Wife’s health crisis forces man to pay £170 parking fine for hospital dash
An 86-year-old Hampshire man was left with no choice but to pay a £170 parking penalty after rushing his wife to A&E. Gerald Pointing’s appeal was rejected despite never receiving a formal warning, leaving him trapped in a bureaucratic nightmare.
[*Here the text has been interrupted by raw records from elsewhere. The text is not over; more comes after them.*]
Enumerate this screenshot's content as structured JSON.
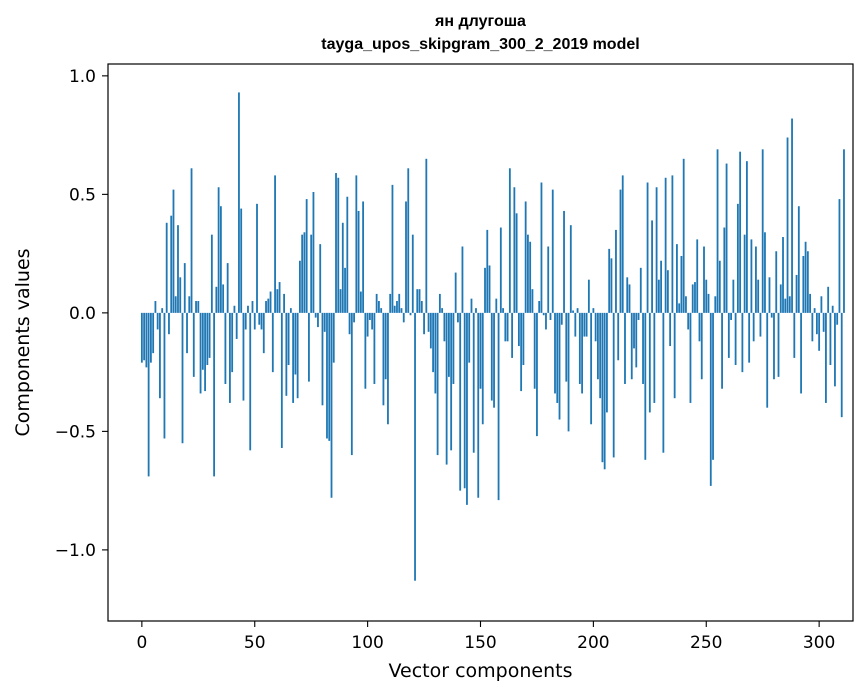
{
  "chart_data": {
    "type": "bar",
    "title": "ян длугоша",
    "subtitle": "tayga_upos_skipgram_300_2_2019 model",
    "xlabel": "Vector components",
    "ylabel": "Components values",
    "xlim": [
      -15,
      315
    ],
    "ylim": [
      -1.3,
      1.05
    ],
    "xticks": [
      0,
      50,
      100,
      150,
      200,
      250,
      300
    ],
    "yticks": [
      -1.0,
      -0.5,
      0.0,
      0.5,
      1.0
    ],
    "xtick_labels": [
      "0",
      "50",
      "100",
      "150",
      "200",
      "250",
      "300"
    ],
    "ytick_labels": [
      "−1.0",
      "−0.5",
      "0.0",
      "0.5",
      "1.0"
    ],
    "bar_color": "#1f77b4",
    "grid": false,
    "values": [
      -0.21,
      -0.2,
      -0.23,
      -0.69,
      -0.21,
      -0.17,
      0.05,
      -0.07,
      -0.36,
      0.02,
      -0.53,
      0.38,
      -0.09,
      0.41,
      0.52,
      0.07,
      0.37,
      0.15,
      -0.55,
      0.21,
      -0.17,
      0.07,
      0.61,
      -0.27,
      0.05,
      0.05,
      -0.34,
      -0.24,
      -0.33,
      -0.22,
      -0.19,
      0.33,
      -0.69,
      0.11,
      0.53,
      0.45,
      0.12,
      -0.3,
      0.21,
      -0.38,
      -0.25,
      0.03,
      -0.11,
      0.93,
      0.44,
      -0.37,
      -0.07,
      0.03,
      -0.58,
      0.05,
      -0.07,
      0.46,
      -0.05,
      -0.07,
      -0.17,
      0.05,
      0.06,
      0.09,
      -0.25,
      0.58,
      0.1,
      0.13,
      -0.57,
      0.08,
      -0.35,
      -0.22,
      0.02,
      -0.38,
      -0.26,
      -0.36,
      0.22,
      0.33,
      0.34,
      0.48,
      -0.29,
      0.33,
      0.51,
      -0.02,
      -0.06,
      0.29,
      -0.39,
      -0.08,
      -0.53,
      -0.54,
      -0.78,
      -0.21,
      0.59,
      0.57,
      0.1,
      0.38,
      0.19,
      0.49,
      -0.09,
      -0.6,
      -0.04,
      0.58,
      0.43,
      0.09,
      0.47,
      -0.32,
      -0.1,
      -0.03,
      -0.07,
      -0.3,
      0.08,
      0.05,
      0.02,
      -0.39,
      -0.28,
      -0.47,
      0.08,
      0.54,
      0.03,
      0.05,
      0.08,
      0.02,
      -0.04,
      0.47,
      0.61,
      -0.01,
      0.33,
      -1.13,
      0.1,
      0.1,
      0.05,
      -0.09,
      0.65,
      -0.08,
      -0.15,
      -0.25,
      -0.34,
      -0.6,
      0.08,
      0.02,
      -0.12,
      -0.64,
      -0.27,
      -0.58,
      -0.3,
      0.17,
      -0.04,
      -0.75,
      0.28,
      -0.74,
      -0.81,
      -0.21,
      0.06,
      -0.59,
      0.02,
      -0.78,
      -0.32,
      -0.47,
      0.19,
      0.35,
      0.2,
      -0.37,
      -0.4,
      0.06,
      -0.79,
      0.36,
      0.02,
      -0.12,
      -0.12,
      0.61,
      -0.19,
      0.53,
      0.42,
      -0.14,
      -0.33,
      -0.22,
      0.47,
      0.33,
      0.3,
      0.1,
      -0.32,
      -0.52,
      0.05,
      0.55,
      -0.01,
      -0.07,
      0.28,
      -0.03,
      0.52,
      -0.34,
      -0.38,
      -0.45,
      -0.05,
      0.43,
      -0.29,
      -0.5,
      0.37,
      0.01,
      -0.1,
      0.02,
      -0.3,
      -0.34,
      -0.1,
      -0.1,
      0.14,
      -0.47,
      0.02,
      -0.12,
      -0.28,
      -0.36,
      -0.63,
      -0.66,
      -0.42,
      0.27,
      0.23,
      -0.61,
      0.35,
      -0.2,
      0.52,
      0.58,
      -0.3,
      0.15,
      0.12,
      -0.28,
      -0.15,
      -0.23,
      -0.03,
      0.19,
      -0.3,
      -0.62,
      0.55,
      -0.42,
      0.39,
      -0.38,
      0.53,
      0.14,
      0.22,
      -0.59,
      0.57,
      0.18,
      -0.14,
      0.58,
      -0.36,
      0.29,
      0.04,
      0.24,
      0.65,
      0.07,
      -0.07,
      -0.38,
      0.12,
      0.13,
      0.31,
      -0.12,
      -0.28,
      0.28,
      0.14,
      0.08,
      -0.73,
      -0.62,
      0.07,
      0.69,
      0.22,
      -0.32,
      0.36,
      0.63,
      -0.19,
      -0.03,
      0.14,
      -0.22,
      0.46,
      0.68,
      -0.25,
      0.33,
      0.64,
      -0.21,
      0.31,
      -0.12,
      0.28,
      0.14,
      -0.1,
      0.69,
      0.34,
      -0.4,
      0.15,
      -0.02,
      -0.28,
      0.26,
      -0.27,
      0.12,
      0.32,
      0.06,
      0.74,
      0.07,
      0.82,
      -0.19,
      0.16,
      0.45,
      -0.34,
      0.24,
      0.3,
      0.26,
      0.08,
      -0.12,
      0.02,
      -0.09,
      -0.16,
      0.07,
      -0.08,
      -0.38,
      0.11,
      -0.22,
      0.03,
      -0.31,
      -0.05,
      0.48,
      -0.44,
      0.69
    ]
  }
}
Gerald Pointing’s hands shook as he clutched the letter, the weight of the £170 penalty notice feeling heavier than the stroke diagnosis his wife had received weeks earlier. The 86-year-old from Chandler’s Ford had driven straight to A&E at Royal Hampshire County Hospital in January, his wife’s condition too urgent to waste time hunting for a legal parking spot. With no alternative, he pulled into Hillier’s Garden Centre car park on Romsey Road—just 300 metres from the hospital entrance.
Key Points
- ⚠️ Gerald Pointing paid £170 after parking at Hillier’s Garden Centre while rushing his wife to A&E
- ✅ The car park enforces a strict 90-minute limit for customers
- 🔍 Smart Parking rejected his appeal despite no prior warning issued
What Pointing didn’t know was that the garden centre’s car park was under contract with Smart Parking, a company that aggressively enforces time limits to prevent abuse. The signs, while visible, were easy to miss during a medical emergency. A month after the incident, a £100 penalty notice arrived, later escalating to £170 when unpaid within 14 days. When Pointing and his wife tried to appeal, citing the life-or-death circumstances, their pleas vanished into a bureaucratic void. Debt Recovery Plus, the enforcement arm handling the case, refused to reconsider, leaving them with no recourse but to pay.
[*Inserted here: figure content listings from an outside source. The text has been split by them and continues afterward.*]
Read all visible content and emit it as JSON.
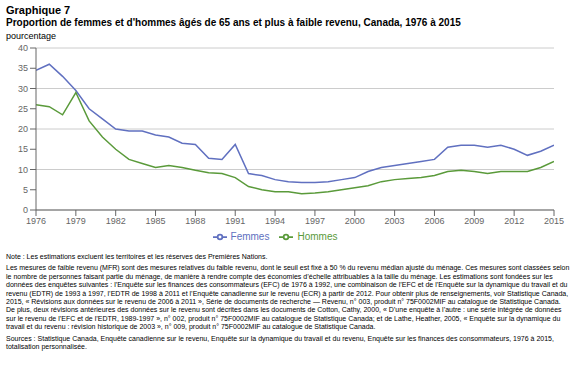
{
  "chart_data": {
    "type": "line",
    "title": "Graphique 7",
    "subtitle": "Proportion de femmes et d'hommes âgés de 65 ans et plus à faible revenu, Canada, 1976 à 2015",
    "y_label": "pourcentage",
    "x": [
      1976,
      1977,
      1978,
      1979,
      1980,
      1981,
      1982,
      1983,
      1984,
      1985,
      1986,
      1987,
      1988,
      1989,
      1990,
      1991,
      1992,
      1993,
      1994,
      1995,
      1996,
      1997,
      1998,
      1999,
      2000,
      2001,
      2002,
      2003,
      2004,
      2005,
      2006,
      2007,
      2008,
      2009,
      2010,
      2011,
      2012,
      2013,
      2014,
      2015
    ],
    "series": [
      {
        "name": "Femmes",
        "color": "#6070c0",
        "values": [
          34.5,
          36.0,
          33.0,
          29.5,
          25.0,
          22.5,
          20.0,
          19.5,
          19.5,
          18.5,
          18.0,
          16.5,
          16.2,
          12.8,
          12.5,
          16.2,
          9.0,
          8.5,
          7.5,
          7.0,
          6.8,
          6.8,
          7.0,
          7.5,
          8.0,
          9.5,
          10.5,
          11.0,
          11.5,
          12.0,
          12.5,
          15.5,
          16.0,
          16.0,
          15.5,
          16.0,
          15.0,
          13.5,
          14.5,
          16.0
        ]
      },
      {
        "name": "Hommes",
        "color": "#5a9a3a",
        "values": [
          26.0,
          25.5,
          23.5,
          29.0,
          22.0,
          18.0,
          15.0,
          12.5,
          11.5,
          10.5,
          11.0,
          10.5,
          9.8,
          9.2,
          9.0,
          8.0,
          5.8,
          5.0,
          4.5,
          4.5,
          4.0,
          4.2,
          4.5,
          5.0,
          5.5,
          6.0,
          7.0,
          7.5,
          7.8,
          8.0,
          8.5,
          9.5,
          9.8,
          9.5,
          9.0,
          9.5,
          9.5,
          9.5,
          10.5,
          12.0
        ]
      }
    ],
    "xlim": [
      1976,
      2015
    ],
    "xticks": [
      1976,
      1979,
      1982,
      1985,
      1988,
      1991,
      1994,
      1997,
      2000,
      2003,
      2006,
      2009,
      2012,
      2015
    ],
    "ylim": [
      0,
      40
    ],
    "yticks": [
      0,
      5,
      10,
      15,
      20,
      25,
      30,
      35,
      40
    ],
    "grid": true,
    "legend": "bottom",
    "annotations": [
      "Note : Les estimations excluent les territoires et les réserves des Premières Nations.",
      "Les mesures de faible revenu (MFR) sont des mesures relatives du faible revenu, dont le seuil est fixé à 50 % du revenu médian ajusté du ménage. Ces mesures sont classées selon le nombre de personnes faisant partie du ménage, de manière à rendre compte des économies d’échelle attribuables à la taille du ménage. Les estimations sont fondées sur les données des enquêtes suivantes : l’Enquête sur les finances des consommateurs (EFC) de 1976 à 1992, une combinaison de l’EFC et de l’Enquête sur la dynamique du travail et du revenu (EDTR) de 1993 à 1997, l’EDTR de 1998 à 2011 et l’Enquête canadienne sur le revenu (ECR) à partir de 2012. Pour obtenir plus de renseignements, voir Statistique Canada, 2015, « Révisions aux données sur le revenu de 2006 à 2011 », Série de documents de recherche — Revenu, n° 003, produit n° 75F0002MIF au catalogue de Statistique Canada. De plus, deux révisions antérieures des données sur le revenu sont décrites dans les documents de Cotton, Cathy, 2000, « D’une enquête à l’autre : une série intégrée de données sur le revenu de l’EFC et de l’EDTR, 1989-1997 », n° 002, produit n° 75F0002MIF au catalogue de Statistique Canada; et de Lathe, Heather, 2005, « Enquête sur la dynamique du travail et du revenu : révision historique de 2003 », n° 009, produit n° 75F0002MIF au catalogue de Statistique Canada.",
      "Sources : Statistique Canada, Enquête canadienne sur le revenu, Enquête sur la dynamique du travail et du revenu, Enquête sur les finances des consommateurs, 1976 à 2015, totalisation personnalisée."
    ]
  }
}
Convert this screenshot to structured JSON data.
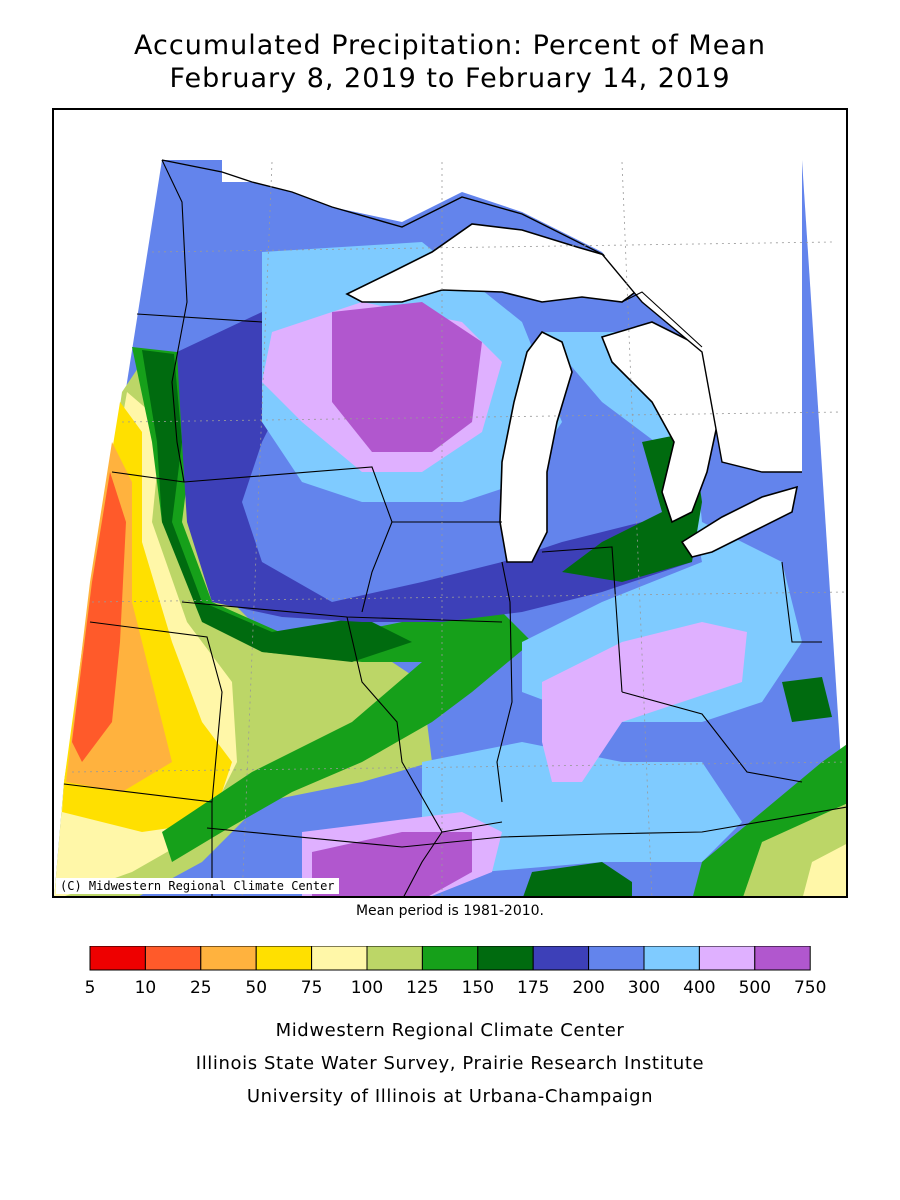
{
  "title": {
    "line1": "Accumulated Precipitation: Percent of Mean",
    "line2": "February 8, 2019 to February 14, 2019"
  },
  "map": {
    "copyright": "(C) Midwestern Regional Climate Center",
    "mean_period": "Mean period is 1981-2010."
  },
  "legend": {
    "ticks": [
      "5",
      "10",
      "25",
      "50",
      "75",
      "100",
      "125",
      "150",
      "175",
      "200",
      "300",
      "400",
      "500",
      "750"
    ],
    "colors": [
      "#ee0000",
      "#ff5a2a",
      "#ffb23e",
      "#ffe000",
      "#fff7a8",
      "#bcd667",
      "#16a01a",
      "#006b0f",
      "#3d40b8",
      "#6384ec",
      "#7fcbff",
      "#dfb0ff",
      "#b157ce"
    ]
  },
  "credits": {
    "line1": "Midwestern Regional Climate Center",
    "line2": "Illinois State Water Survey, Prairie Research Institute",
    "line3": "University of Illinois at Urbana-Champaign"
  }
}
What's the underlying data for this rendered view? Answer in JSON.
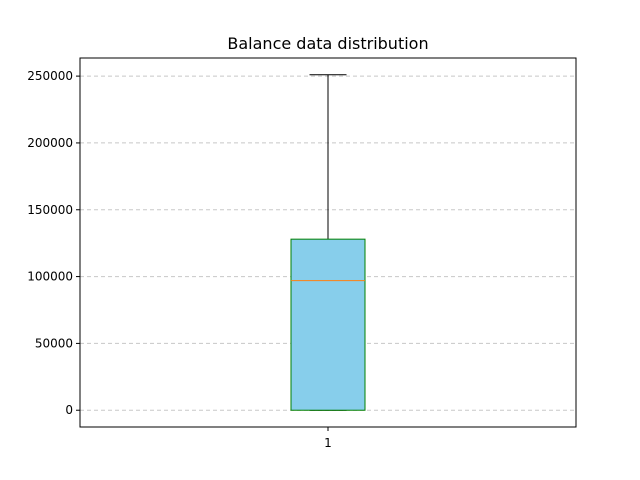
{
  "chart_data": {
    "type": "box",
    "title": "Balance data distribution",
    "xlabel": "",
    "ylabel": "",
    "categories": [
      "1"
    ],
    "box": {
      "whisker_low": 0,
      "q1": 0,
      "median": 97000,
      "q3": 128000,
      "whisker_high": 251000
    },
    "ylim": [
      -12550,
      263550
    ],
    "yticks": [
      0,
      50000,
      100000,
      150000,
      200000,
      250000
    ],
    "ytick_labels": [
      "0",
      "50000",
      "100000",
      "150000",
      "200000",
      "250000"
    ],
    "grid": "horizontal-dashed",
    "colors": {
      "box_fill": "#87CEEB",
      "box_edge": "#008000",
      "median": "#FF7F0E",
      "whisker": "#000000",
      "grid": "#c8c8c8"
    }
  }
}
Hillier’s Garden Centre defended its actions, arguing that the car park’s proximity to the hospital attracts free parkers exploiting the space. ‘We simply cannot be a free parking location for anyone,’ a spokesperson said in a letter to Pointing. Yet the centre’s own policy—90 minutes for customers—contradicted its claim, leaving Pointing trapped between corporate policy and a health crisis.
| Enforcement Detail | Hillier’s Car Park | Royal Hampshire Hospital |
|---|---|---|
| Daily Cost | Free (with 90-min limit) | £2.50–£5.00 |
| Penalty for Overstay | £100 rising to £170 | No charge |
| Appeal Process | Rejected without notice | Accepts medical exemptions |
Smart Parking, which operates the car park under contract, insists its system is designed to ensure availability for paying customers. Yet the enforcement mechanism offers no leniency for medical emergencies. Pointing’s ordeal highlights a systemic flaw: automated penalties don’t account for human urgency. His daughter, who spoke on condition of anonymity, called the system ‘heartless.’ ‘My father did what any of us would do,’ she said. ‘He chose between breaking a parking rule or letting his wife wait in a car while her condition worsened.’
💡 Pro Tip
If parking near a hospital during an emergency, always document the date, time, and reason for parking in case an appeal becomes necessary—some enforcement agencies may require proof of medical visits.
The Royal Hampshire County Hospital confirmed it has its own 24-hour car park, charging £2.50 for the first two hours and £5 for 24 hours—hardly a justification for penalising those forced to park elsewhere during a crisis. Yet Hillier’s Garden Centre remains unmoved, its policy unchanged. For Pointing, the £170 fine is a bitter pill to swallow, one that serves as a stark reminder of how rigid systems fail when human lives are at stake.
📋 By The Numbers
- 90 minutes — Maximum allowed parking time at Hillier’s Garden Centre
- £170 — Final penalty Pointing paid after escalation
- 300 metres — Distance from car park to A&E entrance
Now, Pointing’s family is exploring whether the penalty could be waived retroactively, though the chances appear slim. For now, the fine stands as a cautionary tale: in a health emergency, the system may penalise you for doing the right thing.